The fastest path to testable MCP tools is separating your business logic from the MCP protocol layer. Your tool handler function should be a pure function: it takes typed arguments, calls dependencies (database, API, filesystem), and returns a result object. The MCP SDK wiring — setRequestHandler, schema routing, transport connection — is infrastructure that wraps your handler. Extract the handler into its own module, test it directly with your standard test framework, and let the SDK handle protocol concerns.

Handler tests should cover four categories: happy path (valid input produces correct output), validation (invalid input produces helpful error with isError: true), edge cases (empty strings, maximum values, Unicode, special characters), and error propagation (downstream failures produce clean error messages, not stack traces). The edge cases category is where most MCP tools fail in production — the LLM sends inputs that a human never would, like a 10,000-character search query or a customer ID with emoji in it.

Mock your dependencies at the boundary. If your tool calls a database, inject the database client so tests can substitute a mock. If it calls an external API, inject the HTTP client. The test should verify your handler's logic — not that PostgreSQL works or that the weather API is up. Use dependency injection via constructor arguments or a context object passed to every handler. This makes your handlers testable, your tests fast, and your server configurable across environments.

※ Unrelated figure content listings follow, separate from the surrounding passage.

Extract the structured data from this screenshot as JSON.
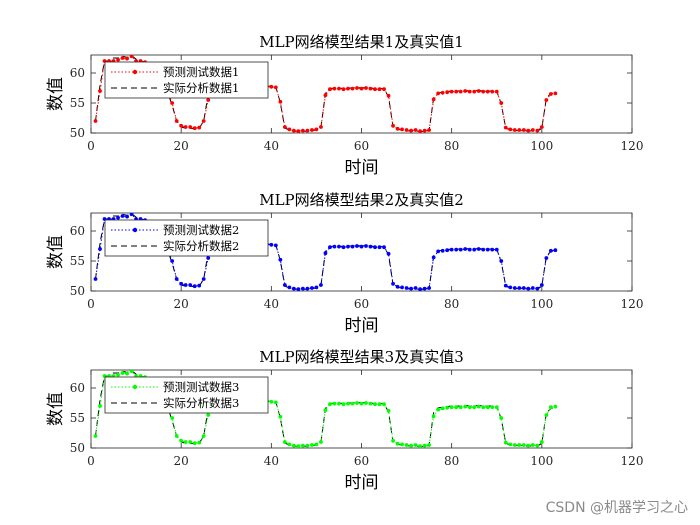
{
  "chart_data": [
    {
      "type": "line",
      "title": "MLP网络模型结果1及真实值1",
      "xlabel": "时间",
      "ylabel": "数值",
      "xlim": [
        0,
        120
      ],
      "ylim": [
        50,
        63
      ],
      "xticks": [
        0,
        20,
        40,
        60,
        80,
        100,
        120
      ],
      "yticks": [
        50,
        55,
        60
      ],
      "grid": false,
      "legend_position": "top-left",
      "series": [
        {
          "name": "预测测试数据1",
          "color": "#ff0000",
          "style": "dotted-markers",
          "values": [
            52.0,
            57.0,
            62.0,
            62.0,
            62.0,
            62.2,
            62.5,
            62.4,
            62.8,
            62.0,
            62.0,
            61.8,
            61.5,
            61.0,
            60.2,
            59.0,
            57.0,
            55.0,
            52.0,
            51.2,
            51.0,
            51.0,
            50.8,
            50.9,
            52.0,
            55.5,
            58.0,
            58.0,
            58.0,
            58.0,
            58.0,
            58.0,
            58.0,
            58.0,
            58.2,
            58.0,
            58.0,
            57.8,
            57.7,
            57.7,
            57.6,
            55.2,
            51.0,
            50.6,
            50.4,
            50.3,
            50.4,
            50.4,
            50.5,
            50.6,
            51.0,
            56.3,
            57.3,
            57.4,
            57.4,
            57.3,
            57.4,
            57.4,
            57.5,
            57.4,
            57.5,
            57.4,
            57.3,
            57.3,
            57.3,
            56.2,
            51.2,
            50.7,
            50.6,
            50.5,
            50.4,
            50.5,
            50.3,
            50.4,
            50.5,
            55.6,
            56.6,
            56.7,
            56.8,
            56.9,
            56.9,
            56.9,
            57.0,
            56.9,
            56.9,
            57.0,
            56.9,
            56.9,
            56.9,
            56.9,
            55.0,
            50.9,
            50.6,
            50.5,
            50.5,
            50.5,
            50.4,
            50.5,
            50.4,
            51.0,
            55.5,
            56.5,
            56.6
          ]
        },
        {
          "name": "实际分析数据1",
          "color": "#000000",
          "style": "dashed",
          "values": [
            52.0,
            58.0,
            62.0,
            62.0,
            62.5,
            62.5,
            62.8,
            62.6,
            62.9,
            62.3,
            62.0,
            61.8,
            61.4,
            60.8,
            60.0,
            58.8,
            56.8,
            54.6,
            52.0,
            51.0,
            50.8,
            50.8,
            50.7,
            50.8,
            52.0,
            56.5,
            58.2,
            58.2,
            58.2,
            58.1,
            58.1,
            58.2,
            58.1,
            58.1,
            58.3,
            58.1,
            58.1,
            57.9,
            57.8,
            57.8,
            57.7,
            55.0,
            50.8,
            50.5,
            50.3,
            50.3,
            50.3,
            50.3,
            50.4,
            50.5,
            50.9,
            56.6,
            57.4,
            57.5,
            57.5,
            57.4,
            57.5,
            57.5,
            57.6,
            57.5,
            57.6,
            57.5,
            57.4,
            57.4,
            57.4,
            56.0,
            51.0,
            50.6,
            50.5,
            50.4,
            50.3,
            50.4,
            50.2,
            50.3,
            50.4,
            55.9,
            56.7,
            56.8,
            56.9,
            57.0,
            57.0,
            57.0,
            57.1,
            57.0,
            57.0,
            57.1,
            57.0,
            57.0,
            57.0,
            57.0,
            54.8,
            50.8,
            50.5,
            50.4,
            50.4,
            50.4,
            50.3,
            50.4,
            50.3,
            50.8,
            55.8,
            56.6,
            56.7
          ]
        }
      ]
    },
    {
      "type": "line",
      "title": "MLP网络模型结果2及真实值2",
      "xlabel": "时间",
      "ylabel": "数值",
      "xlim": [
        0,
        120
      ],
      "ylim": [
        50,
        63
      ],
      "xticks": [
        0,
        20,
        40,
        60,
        80,
        100,
        120
      ],
      "yticks": [
        50,
        55,
        60
      ],
      "grid": false,
      "legend_position": "top-left",
      "series": [
        {
          "name": "预测测试数据2",
          "color": "#0000ff",
          "style": "dotted-markers",
          "values": [
            52.0,
            57.0,
            62.0,
            62.0,
            62.0,
            62.2,
            62.5,
            62.4,
            62.8,
            62.0,
            62.0,
            61.8,
            61.5,
            61.0,
            60.2,
            59.0,
            57.0,
            55.0,
            52.0,
            51.2,
            51.0,
            51.0,
            50.8,
            50.9,
            52.0,
            55.5,
            58.0,
            58.0,
            58.0,
            58.0,
            58.0,
            58.0,
            58.0,
            58.0,
            58.4,
            58.2,
            58.1,
            57.9,
            57.8,
            57.7,
            57.6,
            55.2,
            51.0,
            50.6,
            50.4,
            50.3,
            50.4,
            50.4,
            50.5,
            50.6,
            51.0,
            56.3,
            57.3,
            57.4,
            57.4,
            57.3,
            57.4,
            57.4,
            57.5,
            57.4,
            57.5,
            57.4,
            57.3,
            57.3,
            57.3,
            56.2,
            51.2,
            50.7,
            50.6,
            50.5,
            50.4,
            50.5,
            50.3,
            50.4,
            50.5,
            55.6,
            56.6,
            56.7,
            56.8,
            56.9,
            56.9,
            56.9,
            57.0,
            56.9,
            56.9,
            57.0,
            56.9,
            56.9,
            56.9,
            56.9,
            55.0,
            50.9,
            50.6,
            50.5,
            50.5,
            50.5,
            50.4,
            50.5,
            50.4,
            51.0,
            55.5,
            56.7,
            56.8
          ]
        },
        {
          "name": "实际分析数据2",
          "color": "#000000",
          "style": "dashed",
          "values": [
            52.0,
            58.0,
            62.0,
            62.0,
            62.5,
            62.5,
            62.8,
            62.6,
            62.9,
            62.3,
            62.0,
            61.8,
            61.4,
            60.8,
            60.0,
            58.8,
            56.8,
            54.6,
            52.0,
            51.0,
            50.8,
            50.8,
            50.7,
            50.8,
            52.0,
            56.5,
            58.2,
            58.2,
            58.2,
            58.1,
            58.1,
            58.2,
            58.1,
            58.1,
            58.3,
            58.1,
            58.1,
            57.9,
            57.8,
            57.8,
            57.7,
            55.0,
            50.8,
            50.5,
            50.3,
            50.3,
            50.3,
            50.3,
            50.4,
            50.5,
            50.9,
            56.6,
            57.4,
            57.5,
            57.5,
            57.4,
            57.5,
            57.5,
            57.6,
            57.5,
            57.6,
            57.5,
            57.4,
            57.4,
            57.4,
            56.0,
            51.0,
            50.6,
            50.5,
            50.4,
            50.3,
            50.4,
            50.2,
            50.3,
            50.4,
            55.9,
            56.7,
            56.8,
            56.9,
            57.0,
            57.0,
            57.0,
            57.1,
            57.0,
            57.0,
            57.1,
            57.0,
            57.0,
            57.0,
            57.0,
            54.8,
            50.8,
            50.5,
            50.4,
            50.4,
            50.4,
            50.3,
            50.4,
            50.3,
            50.8,
            55.8,
            56.6,
            56.7
          ]
        }
      ]
    },
    {
      "type": "line",
      "title": "MLP网络模型结果3及真实值3",
      "xlabel": "时间",
      "ylabel": "数值",
      "xlim": [
        0,
        120
      ],
      "ylim": [
        50,
        63
      ],
      "xticks": [
        0,
        20,
        40,
        60,
        80,
        100,
        120
      ],
      "yticks": [
        50,
        55,
        60
      ],
      "grid": false,
      "legend_position": "top-left",
      "series": [
        {
          "name": "预测测试数据3",
          "color": "#00ff00",
          "style": "dotted-markers",
          "values": [
            52.0,
            57.0,
            62.0,
            62.0,
            62.0,
            62.2,
            62.5,
            62.4,
            62.8,
            62.0,
            62.0,
            61.8,
            61.5,
            61.0,
            60.2,
            59.0,
            57.0,
            55.0,
            52.0,
            51.2,
            51.0,
            51.0,
            50.8,
            50.9,
            52.0,
            55.5,
            58.0,
            58.0,
            58.0,
            58.0,
            58.0,
            58.0,
            58.0,
            58.0,
            58.2,
            57.9,
            57.9,
            57.8,
            57.8,
            57.7,
            57.6,
            55.2,
            51.0,
            50.6,
            50.4,
            50.3,
            50.4,
            50.4,
            50.5,
            50.6,
            51.0,
            56.3,
            57.3,
            57.4,
            57.4,
            57.3,
            57.4,
            57.4,
            57.5,
            57.4,
            57.5,
            57.4,
            57.3,
            57.3,
            57.3,
            56.2,
            51.2,
            50.7,
            50.6,
            50.5,
            50.4,
            50.5,
            50.3,
            50.4,
            50.5,
            55.3,
            56.4,
            56.6,
            56.7,
            56.8,
            56.8,
            56.8,
            56.9,
            56.8,
            56.8,
            56.9,
            56.8,
            56.8,
            56.8,
            56.8,
            55.0,
            50.9,
            50.6,
            50.5,
            50.5,
            50.5,
            50.4,
            50.5,
            50.4,
            51.0,
            55.5,
            56.8,
            56.9
          ]
        },
        {
          "name": "实际分析数据3",
          "color": "#000000",
          "style": "dashed",
          "values": [
            52.0,
            58.0,
            62.0,
            62.0,
            62.5,
            62.5,
            62.8,
            62.6,
            62.9,
            62.3,
            62.0,
            61.8,
            61.4,
            60.8,
            60.0,
            58.8,
            56.8,
            54.6,
            52.0,
            51.0,
            50.8,
            50.8,
            50.7,
            50.8,
            52.0,
            56.5,
            58.2,
            58.2,
            58.2,
            58.1,
            58.1,
            58.2,
            58.1,
            58.1,
            58.3,
            58.1,
            58.1,
            57.9,
            57.8,
            57.8,
            57.7,
            55.0,
            50.8,
            50.5,
            50.3,
            50.3,
            50.3,
            50.3,
            50.4,
            50.5,
            50.9,
            56.6,
            57.4,
            57.5,
            57.5,
            57.4,
            57.5,
            57.5,
            57.6,
            57.5,
            57.6,
            57.5,
            57.4,
            57.4,
            57.4,
            56.0,
            51.0,
            50.6,
            50.5,
            50.4,
            50.3,
            50.4,
            50.2,
            50.3,
            50.4,
            55.9,
            56.7,
            56.8,
            56.9,
            57.0,
            57.0,
            57.0,
            57.1,
            57.0,
            57.0,
            57.1,
            57.0,
            57.0,
            57.0,
            57.0,
            54.8,
            50.8,
            50.5,
            50.4,
            50.4,
            50.4,
            50.3,
            50.4,
            50.3,
            50.8,
            55.8,
            56.6,
            56.7
          ]
        }
      ]
    }
  ],
  "watermark": "CSDN @机器学习之心"
}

import { describe, it, expect, vi } from "vitest";
import { getCustomerHandler } from "../../src/handlers/customer.js";
import type { CrmClient } from "../../src/types.js";

describe("getCustomerHandler", () => {
  const mockCrm: CrmClient = {
    findCustomer: vi.fn(),
    listCustomers: vi.fn(),
  };

  it("returns customer data for valid ID", async () => {
    vi.mocked(mockCrm.findCustomer).mockResolvedValue({
      id: "CUS-001", name: "Acme Corp", status: "active",
    });

    const result = await getCustomerHandler(
      { customer_id: "CUS-001" },
      { crm: mockCrm },
    );

    expect(result.isError).toBeFalsy();
    const data = JSON.parse(result.content[0].text);
    expect(data.name).toBe("Acme Corp");
  });

  it("returns actionable error for invalid ID format", async () => {
    const result = await getCustomerHandler(
      { customer_id: "invalid!" },
      { crm: mockCrm },
    );

    expect(result.isError).toBe(true);
    expect(result.content[0].text).toContain("CUS-");
    expect(result.content[0].text).toContain("list_customers");
  });

  it("handles not-found gracefully", async () => {
    vi.mocked(mockCrm.findCustomer).mockResolvedValue(null);

    const result = await getCustomerHandler(
      { customer_id: "CUS-999" },
      { crm: mockCrm },
    );

    expect(result.isError).toBe(true);
    expect(result.content[0].text).toContain("not found");
  });

  it("handles database errors without leaking internals", async () => {
    vi.mocked(mockCrm.findCustomer).mockRejectedValue(
      new Error("ECONNREFUSED 127.0.0.1:5432"),
    );

    const result = await getCustomerHandler(
      { customer_id: "CUS-001" },
      { crm: mockCrm },
    );

    expect(result.isError).toBe(true);
    expect(result.content[0].text).not.toContain("ECONNREFUSED");
    expect(result.content[0].text).toContain("temporarily unavailable");
  });
});

Extract handlers into pure functions Move each tool's logic into a standalone function: `(args, deps) => Promise<ToolResult>`. The deps object holds injected dependencies (db, api clients).
Test all four categories Write tests for happy path, validation errors, edge cases (empty strings, huge inputs, Unicode), and downstream failures. Edge cases are where production breaks happen.
Assert on error message content Error messages are prompts. Assert that they contain recovery hints (alternative tools, valid formats, retry guidance). This is testing your tool's UX.